数据增强

在 TensorFlow.org 上查看

在 Google Colab 中运行

在 GitHub 上查看源代码

下载笔记本

概述

本教程演示了数据增强：一种通过应用随机（但现实）变换（如图像旋转）来增加训练集多样性的技术。

您将学习如何通过两种方式应用数据增强

使用 Keras 预处理层，例如 tf.keras.layers.Resizing、tf.keras.layers.Rescaling、tf.keras.layers.RandomFlip 和 tf.keras.layers.RandomRotation。
使用 tf.image 方法，例如 tf.image.flip_left_right、tf.image.rgb_to_grayscale、tf.image.adjust_brightness、tf.image.central_crop 和 tf.image.stateless_random*。

设置

import matplotlib.pyplot as plt
import numpy as np
import tensorflow as tf
import tensorflow_datasets as tfds

from tensorflow.keras import layers

2024-02-15 02:21:03.189917: E external/local_xla/xla/stream_executor/cuda/cuda_dnn.cc:9261] Unable to register cuDNN factory: Attempting to register factory for plugin cuDNN when one has already been registered
2024-02-15 02:21:03.189965: E external/local_xla/xla/stream_executor/cuda/cuda_fft.cc:607] Unable to register cuFFT factory: Attempting to register factory for plugin cuFFT when one has already been registered
2024-02-15 02:21:03.191420: E external/local_xla/xla/stream_executor/cuda/cuda_blas.cc:1515] Unable to register cuBLAS factory: Attempting to register factory for plugin cuBLAS when one has already been registered

下载数据集

本教程使用 tf_flowers 数据集。为了方便起见，请使用 TensorFlow Datasets 下载数据集。如果您想了解其他导入数据的方法，请查看加载图像教程。

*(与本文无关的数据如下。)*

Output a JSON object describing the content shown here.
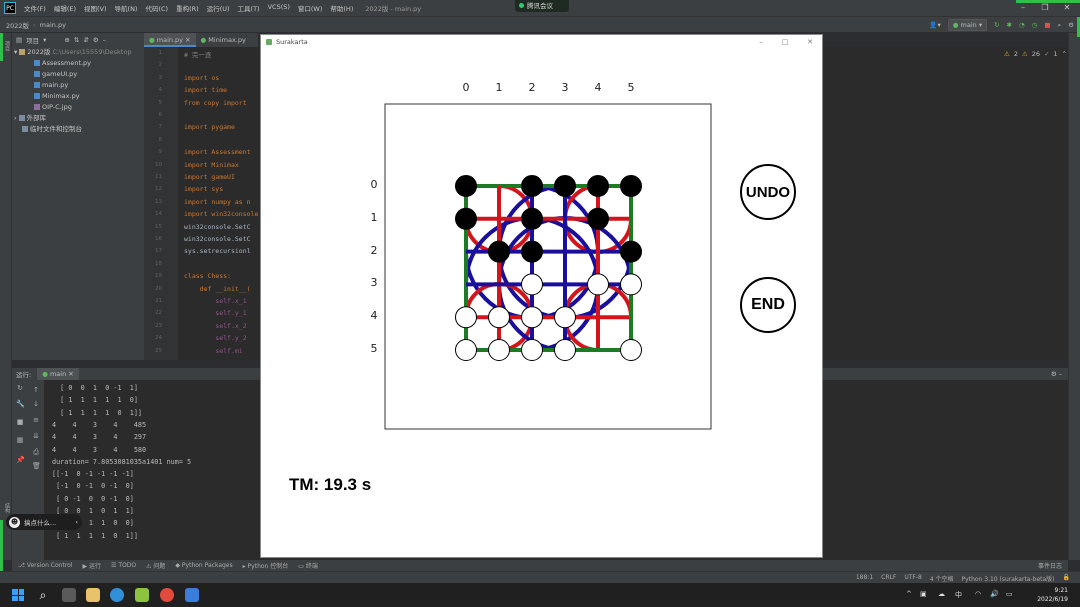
{
  "ide": {
    "menus": [
      "文件(F)",
      "编辑(E)",
      "视图(V)",
      "导航(N)",
      "代码(C)",
      "重构(R)",
      "运行(U)",
      "工具(T)",
      "VCS(S)",
      "窗口(W)",
      "帮助(H)"
    ],
    "window_title": "2022版 - main.py",
    "meeting_app": "腾讯会议",
    "breadcrumb": [
      "2022版",
      "main.py"
    ],
    "run_config": "main",
    "project_label": "项目",
    "tabs": [
      "main.py",
      "Minimax.py"
    ],
    "project_tree": {
      "root": "2022版",
      "root_path": "C:\\Users\\15559\\Desktop",
      "files": [
        "Assessment.py",
        "gameUI.py",
        "main.py",
        "Minimax.py",
        "OIP-C.jpg"
      ],
      "ext_libs": "外部库",
      "scratches": "临时文件和控制台"
    },
    "warnings": {
      "warn": "2",
      "weak": "26",
      "typo": "1"
    },
    "line_numbers": [
      "1",
      "2",
      "3",
      "4",
      "5",
      "6",
      "7",
      "8",
      "9",
      "10",
      "11",
      "12",
      "13",
      "14",
      "15",
      "16",
      "17",
      "18",
      "19",
      "20",
      "21",
      "22",
      "23",
      "24",
      "25"
    ],
    "code_lines": [
      {
        "t": "# 完一逐",
        "cls": "cm"
      },
      {
        "t": ""
      },
      {
        "t": "import os",
        "cls": "imp"
      },
      {
        "t": "import time",
        "cls": "imp"
      },
      {
        "t": "from copy import",
        "cls": "imp"
      },
      {
        "t": ""
      },
      {
        "t": "import pygame",
        "cls": "imp"
      },
      {
        "t": ""
      },
      {
        "t": "import Assessment",
        "cls": "imp"
      },
      {
        "t": "import Minimax",
        "cls": "imp"
      },
      {
        "t": "import gameUI",
        "cls": "imp"
      },
      {
        "t": "import sys",
        "cls": "imp"
      },
      {
        "t": "import numpy as n",
        "cls": "imp"
      },
      {
        "t": "import win32console",
        "cls": "imp"
      },
      {
        "t": "win32console.SetC",
        "cls": ""
      },
      {
        "t": "win32console.SetC",
        "cls": ""
      },
      {
        "t": "sys.setrecursionl",
        "cls": ""
      },
      {
        "t": ""
      },
      {
        "t": "class Chess:",
        "cls": "cls"
      },
      {
        "t": "    def __init__(",
        "cls": "def"
      },
      {
        "t": "        self.x_1",
        "cls": "self"
      },
      {
        "t": "        self.y_1",
        "cls": "self"
      },
      {
        "t": "        self.x_2",
        "cls": "self"
      },
      {
        "t": "        self.y_2",
        "cls": "self"
      },
      {
        "t": "        self.mi",
        "cls": "self"
      }
    ],
    "run_panel": {
      "label": "运行:",
      "tab": "main",
      "console": [
        "  [ 0  0  1  0 -1  1]",
        "  [ 1  1  1  1  1  0]",
        "  [ 1  1  1  1  0  1]]",
        "4    4    3    4    485",
        "4    4    3    4    297",
        "4    4    3    4    580",
        "duration= 7.8053081035a1401 num= 5",
        "[[-1  0 -1 -1 -1 -1]",
        " [-1  0 -1  0 -1  0]",
        " [ 0 -1  0  0 -1  0]",
        " [ 0  0  1  0  1  1]",
        " [ 1  1  1  1  0  0]",
        " [ 1  1  1  1  0  1]]"
      ]
    },
    "bubble_text": "搞点什么...",
    "bottom_tools": [
      "Version Control",
      "运行",
      "TODO",
      "问题",
      "Python Packages",
      "Python 控制台",
      "终端"
    ],
    "event_log": "事件日志",
    "status": {
      "pos": "188:1",
      "crlf": "CRLF",
      "enc": "UTF-8",
      "indent": "4 个空格",
      "interp": "Python 3.10 (surakarta-beta版)"
    },
    "clock": {
      "time": "9:21",
      "date": "2022/6/19"
    },
    "tray": [
      "^",
      "中"
    ]
  },
  "game": {
    "window_title": "Surakarta",
    "col_labels": [
      "0",
      "1",
      "2",
      "3",
      "4",
      "5"
    ],
    "row_labels": [
      "0",
      "1",
      "2",
      "3",
      "4",
      "5"
    ],
    "board": [
      [
        "B",
        "E",
        "B",
        "B",
        "B",
        "B"
      ],
      [
        "B",
        "E",
        "B",
        "E",
        "B",
        "E"
      ],
      [
        "E",
        "B",
        "B",
        "E",
        "E",
        "B"
      ],
      [
        "E",
        "E",
        "W",
        "E",
        "W",
        "W"
      ],
      [
        "W",
        "W",
        "W",
        "W",
        "E",
        "E"
      ],
      [
        "W",
        "W",
        "W",
        "W",
        "E",
        "W"
      ]
    ],
    "colors": {
      "outer_loop": "#1a0f9c",
      "inner_loop": "#d4141b",
      "green_line": "#1d7a25",
      "black_piece": "#000000",
      "white_piece": "#ffffff"
    },
    "undo_label": "UNDO",
    "end_label": "END",
    "timer": "TM: 19.3 s"
  }
}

(train_ds, val_ds, test_ds), metadata = tfds.load(
    'tf_flowers',
    split=['train[:80%]', 'train[80%:90%]', 'train[90%:]'],
    with_info=True,
    as_supervised=True,
)

花卉数据集有五个类别。

num_classes = metadata.features['label'].num_classes
print(num_classes)

让我们从数据集中检索一张图像，并使用它来演示数据增强。

get_label_name = metadata.features['label'].int2str

image, label = next(iter(train_ds))
_ = plt.imshow(image)
_ = plt.title(get_label_name(label))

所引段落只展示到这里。